Life Science in Space
Aging
Imagine aging as a disease that is curable and preventable. This concept challenges our current view that aging is an inevitable process of accumulating age-related diseases and eventual death. Transforming our perspective will require a deeper understanding of the aging process and an arsenal of unique aging models and toolsets in which to test novel hypotheses. Spaceflight offers aging researchers a distinct research model in which to test new ideas that may uncover meaningful discoveries.
On Earth, aging takes time. Efforts to generate and study normal aging models incur many challenges and costs. In higher-order model organisms used in research, like rodents, aging features could take over a year to develop. Accelerated genetic models of aging, such as Hutchinson-Gilford progeria, Senescence-Accelerated Mouse (SAM), and Werner syndrome shorten the timeline for the appearance of phenotypes. However, these various models do not wholly represent normal aging, displaying only a subset of features. Importantly, some models exhibit confounding characteristics unrelated to aging. Experimental interventions, such as for osteoporosis modeling, can mimic aging in various tissues by surgical immobilization or ovariectomy. However, manipulations face caveats that need to be considered in the interpretation of results. Surgical immobilization, for example, causes disruption of neural inputs to muscle and other tissues, while ovariectomies cause generalized steroid deficiencies.
Spaceflight leads to multi-systemic, adaptive changes in the body, many of which are common features of aging on Earth. Importantly, these changes occur much more quickly in space, without genetic manipulation, thus promoting spaceflight as a unique tool for accelerated aging. Astronauts returning from space missions experience a range of physiological symptoms similar to those seen in the elderly including decreased bone density, loss of skeletal muscle mass and strength, reduced cardiovascular capacity, skin atrophy, and immune dysfunction. At the cellular level, various cell types display markers of genomic instability, telomere attrition, epigenetic alterations, dysregulated nutrient sensing, and stem-cell exhaustion, features consistent with aging. The recent NASA twin-study demonstrates the breadth of tests as well as cellular and physiological parameters that are accessible for the study of age-related changes on the human body.
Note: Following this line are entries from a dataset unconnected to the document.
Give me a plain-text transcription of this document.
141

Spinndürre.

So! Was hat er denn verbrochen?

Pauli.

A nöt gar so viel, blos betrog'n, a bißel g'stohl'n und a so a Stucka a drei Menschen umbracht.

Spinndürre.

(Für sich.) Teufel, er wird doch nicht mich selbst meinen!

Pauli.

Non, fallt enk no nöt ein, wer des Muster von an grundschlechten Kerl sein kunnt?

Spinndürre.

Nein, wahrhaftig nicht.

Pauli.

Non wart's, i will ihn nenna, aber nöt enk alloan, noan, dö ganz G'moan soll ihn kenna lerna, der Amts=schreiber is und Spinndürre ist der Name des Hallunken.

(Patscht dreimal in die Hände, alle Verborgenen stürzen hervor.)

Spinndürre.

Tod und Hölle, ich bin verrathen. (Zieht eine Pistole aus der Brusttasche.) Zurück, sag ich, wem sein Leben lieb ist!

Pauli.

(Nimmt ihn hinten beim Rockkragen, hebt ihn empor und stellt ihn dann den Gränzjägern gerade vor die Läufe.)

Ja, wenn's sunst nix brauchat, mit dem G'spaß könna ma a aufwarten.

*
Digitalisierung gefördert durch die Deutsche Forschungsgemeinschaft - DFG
Rodents display similar age-related changes in space and have been crucial in understanding accelerated aging through investigative interrogation on a genetic, cellular and organismal level. Measures of bone and muscle atrophy in rodent models are detectable within a few days following arrival at the space station, reflective of the accelerated aging timescale induced by the space environment. Some of these adaptive changes are reversed upon return to Earth, which presents an opportunity to study how the body lessens or even reverses the effects of aging. In order to leverage the use of rodents in future investigations, a recent study housed young and older mice in rodent habitats on the space station to comprehensively evaluate the aging response in microgravity on many tissues and physiological measures. These studies will produce genomic, transcriptomic, and proteomic data from various tissues. Results will push the boundaries of our understanding of the aging process in space and on Earth and serve as the foundation for future studies to test novel hypothesis-driven ideas and promising interventions and drugs.
The accelerated aging model induced by spaceflight diversifies the available toolset to investigate the aging process and provides a path for expediting the development of effective interventions to improve health as humans age. At Axiom Space, we are developing the next-generation of toolsets that will allow for interrogation of in vitro and in vivo models to address aging-related research questions and accelerate drug discovery efforts.